A livello di cariche l’amministratore delegato di Skype diventerà il nuovo presidente di Microsoft Skype Division, riportando direttamente al ceo di Microsoft, Steve Ballmer.
“Sebbene la decisione di acquistare Skype sembra avere un senso da un punto di vista strategico, il mercato sembra tentennate di fronte al prezzo pagato”, commentano gli analisti di Nomura all’indomani dell’annuncio. “Ignorando l’esborso, pensiamo che Microsoft abbia molto da guadagnare da Skype, soprattutto in termini di prodotti”. All’interno del paniere di titoli high tech globali le top pick di Nomura sono Amd, LG Electronics e Sap, mentre i titoli meno preferiti spiccano Nokia, Texas Instruments e Young Fast.

Sempre ieri è stato ufficializzato lo sbarco di Google nel mondo della musica online.
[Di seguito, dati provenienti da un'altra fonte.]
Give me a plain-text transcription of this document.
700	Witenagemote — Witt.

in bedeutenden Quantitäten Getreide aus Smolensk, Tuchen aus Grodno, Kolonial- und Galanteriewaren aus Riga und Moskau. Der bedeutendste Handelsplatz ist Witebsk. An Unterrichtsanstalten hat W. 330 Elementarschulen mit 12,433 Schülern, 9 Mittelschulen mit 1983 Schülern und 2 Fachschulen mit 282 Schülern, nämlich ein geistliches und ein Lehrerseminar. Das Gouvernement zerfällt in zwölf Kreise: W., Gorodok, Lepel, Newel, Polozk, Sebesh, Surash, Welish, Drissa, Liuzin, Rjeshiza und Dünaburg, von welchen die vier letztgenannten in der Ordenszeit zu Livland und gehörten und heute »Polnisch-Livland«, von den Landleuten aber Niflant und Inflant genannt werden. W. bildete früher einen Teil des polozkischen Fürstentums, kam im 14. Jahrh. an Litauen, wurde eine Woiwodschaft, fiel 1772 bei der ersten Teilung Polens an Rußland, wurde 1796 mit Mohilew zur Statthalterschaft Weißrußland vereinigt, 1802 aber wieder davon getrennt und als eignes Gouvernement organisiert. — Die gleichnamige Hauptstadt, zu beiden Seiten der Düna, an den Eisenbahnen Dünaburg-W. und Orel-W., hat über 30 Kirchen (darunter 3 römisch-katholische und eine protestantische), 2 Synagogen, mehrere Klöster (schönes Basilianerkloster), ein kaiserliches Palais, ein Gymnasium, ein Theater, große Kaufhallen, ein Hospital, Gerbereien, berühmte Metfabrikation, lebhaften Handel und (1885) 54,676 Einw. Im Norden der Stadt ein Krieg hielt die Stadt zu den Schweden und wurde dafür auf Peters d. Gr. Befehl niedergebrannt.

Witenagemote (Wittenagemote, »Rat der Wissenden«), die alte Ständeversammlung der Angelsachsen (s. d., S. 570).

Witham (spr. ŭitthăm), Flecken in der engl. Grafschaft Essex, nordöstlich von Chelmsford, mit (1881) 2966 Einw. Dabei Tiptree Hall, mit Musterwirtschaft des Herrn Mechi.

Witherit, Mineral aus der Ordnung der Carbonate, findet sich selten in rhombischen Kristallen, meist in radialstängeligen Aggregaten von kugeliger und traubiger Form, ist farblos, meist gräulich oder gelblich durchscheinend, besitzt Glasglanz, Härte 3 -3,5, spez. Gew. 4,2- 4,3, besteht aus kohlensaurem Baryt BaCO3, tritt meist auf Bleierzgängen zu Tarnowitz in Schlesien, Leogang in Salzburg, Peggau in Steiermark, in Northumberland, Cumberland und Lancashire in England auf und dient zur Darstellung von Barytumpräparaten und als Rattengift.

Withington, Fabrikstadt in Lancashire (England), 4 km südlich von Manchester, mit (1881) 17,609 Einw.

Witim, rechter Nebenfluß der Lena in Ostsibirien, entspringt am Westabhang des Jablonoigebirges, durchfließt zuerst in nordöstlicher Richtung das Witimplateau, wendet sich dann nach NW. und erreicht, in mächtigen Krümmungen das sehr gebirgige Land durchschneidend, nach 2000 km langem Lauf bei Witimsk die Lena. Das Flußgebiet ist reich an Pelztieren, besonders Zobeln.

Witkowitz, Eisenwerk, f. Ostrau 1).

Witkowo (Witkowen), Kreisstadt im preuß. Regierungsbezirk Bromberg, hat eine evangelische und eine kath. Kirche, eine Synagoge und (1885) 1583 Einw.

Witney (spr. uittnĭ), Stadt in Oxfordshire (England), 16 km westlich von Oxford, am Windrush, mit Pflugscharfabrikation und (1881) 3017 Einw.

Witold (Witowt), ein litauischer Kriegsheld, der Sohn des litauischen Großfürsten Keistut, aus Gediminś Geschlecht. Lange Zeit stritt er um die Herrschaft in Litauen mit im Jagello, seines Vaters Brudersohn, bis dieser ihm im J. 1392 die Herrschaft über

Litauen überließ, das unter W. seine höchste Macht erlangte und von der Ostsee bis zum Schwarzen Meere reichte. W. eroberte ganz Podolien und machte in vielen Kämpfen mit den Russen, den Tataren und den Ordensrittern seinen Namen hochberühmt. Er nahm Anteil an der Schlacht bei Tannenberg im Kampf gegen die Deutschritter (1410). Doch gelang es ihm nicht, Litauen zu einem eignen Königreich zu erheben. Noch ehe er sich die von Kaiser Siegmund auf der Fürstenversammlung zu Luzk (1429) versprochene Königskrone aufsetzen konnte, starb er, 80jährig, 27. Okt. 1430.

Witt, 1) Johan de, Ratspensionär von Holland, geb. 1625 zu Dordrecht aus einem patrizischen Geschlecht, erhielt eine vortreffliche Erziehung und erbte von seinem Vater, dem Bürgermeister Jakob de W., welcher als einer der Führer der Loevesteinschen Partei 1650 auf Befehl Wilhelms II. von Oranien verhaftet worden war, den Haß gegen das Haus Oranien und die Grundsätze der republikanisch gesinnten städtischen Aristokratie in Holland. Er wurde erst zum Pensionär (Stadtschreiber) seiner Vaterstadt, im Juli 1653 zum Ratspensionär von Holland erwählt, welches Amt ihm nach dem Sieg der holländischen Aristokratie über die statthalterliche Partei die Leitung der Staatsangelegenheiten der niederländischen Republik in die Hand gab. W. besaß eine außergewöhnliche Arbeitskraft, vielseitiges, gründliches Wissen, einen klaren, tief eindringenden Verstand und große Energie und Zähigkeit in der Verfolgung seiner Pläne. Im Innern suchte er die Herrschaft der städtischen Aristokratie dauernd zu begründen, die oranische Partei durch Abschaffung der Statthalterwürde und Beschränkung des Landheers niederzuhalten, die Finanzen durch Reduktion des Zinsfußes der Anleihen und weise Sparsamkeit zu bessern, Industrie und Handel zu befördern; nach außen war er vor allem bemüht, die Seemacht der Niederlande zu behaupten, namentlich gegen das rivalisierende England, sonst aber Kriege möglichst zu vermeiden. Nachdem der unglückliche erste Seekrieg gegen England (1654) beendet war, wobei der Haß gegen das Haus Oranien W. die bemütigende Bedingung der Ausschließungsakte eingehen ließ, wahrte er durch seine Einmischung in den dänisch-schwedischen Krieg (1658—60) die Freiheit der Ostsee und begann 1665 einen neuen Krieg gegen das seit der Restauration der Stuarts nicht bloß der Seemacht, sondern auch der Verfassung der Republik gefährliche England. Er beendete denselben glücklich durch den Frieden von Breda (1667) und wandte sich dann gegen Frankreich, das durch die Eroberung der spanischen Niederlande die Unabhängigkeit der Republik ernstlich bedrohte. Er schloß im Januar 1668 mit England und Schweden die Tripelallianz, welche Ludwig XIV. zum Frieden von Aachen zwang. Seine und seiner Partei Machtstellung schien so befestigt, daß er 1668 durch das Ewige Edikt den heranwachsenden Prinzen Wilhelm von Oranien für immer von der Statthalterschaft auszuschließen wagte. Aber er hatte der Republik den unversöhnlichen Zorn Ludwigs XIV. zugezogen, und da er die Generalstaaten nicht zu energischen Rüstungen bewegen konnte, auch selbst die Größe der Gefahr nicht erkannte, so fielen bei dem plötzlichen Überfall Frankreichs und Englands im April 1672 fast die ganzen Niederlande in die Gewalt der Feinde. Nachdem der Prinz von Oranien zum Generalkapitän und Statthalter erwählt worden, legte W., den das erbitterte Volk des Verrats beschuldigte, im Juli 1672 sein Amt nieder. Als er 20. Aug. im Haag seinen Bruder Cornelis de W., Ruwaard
Il re dei motori di ricerca è dunque pronto a dare del filo da torcere ad Amazon e Apple già presenti su questo mercato. L’annuncio è stato fatto durante la Google I/O conference, l’annuale incontro della societaà di Mountain View con gli sviluppatori, a San Francisco.

A inizio settimana sotto i riflettori era finita anche LinkeIn, che è ormai prossima allo sbarco in Borsa. Il celebre servizio di social networking del lavoro e delle professioni ha infatti annunciato di avere depositato il file per la quotazione sul Nyse. Verranno messe sul mercato 7,84 milioni di azioni a un prezzo compreso tra i 32 ed i 35 dollari.

La domanda che adesso tutti si fanno è una sola: siamo di fronte ad una nuova bolla internet?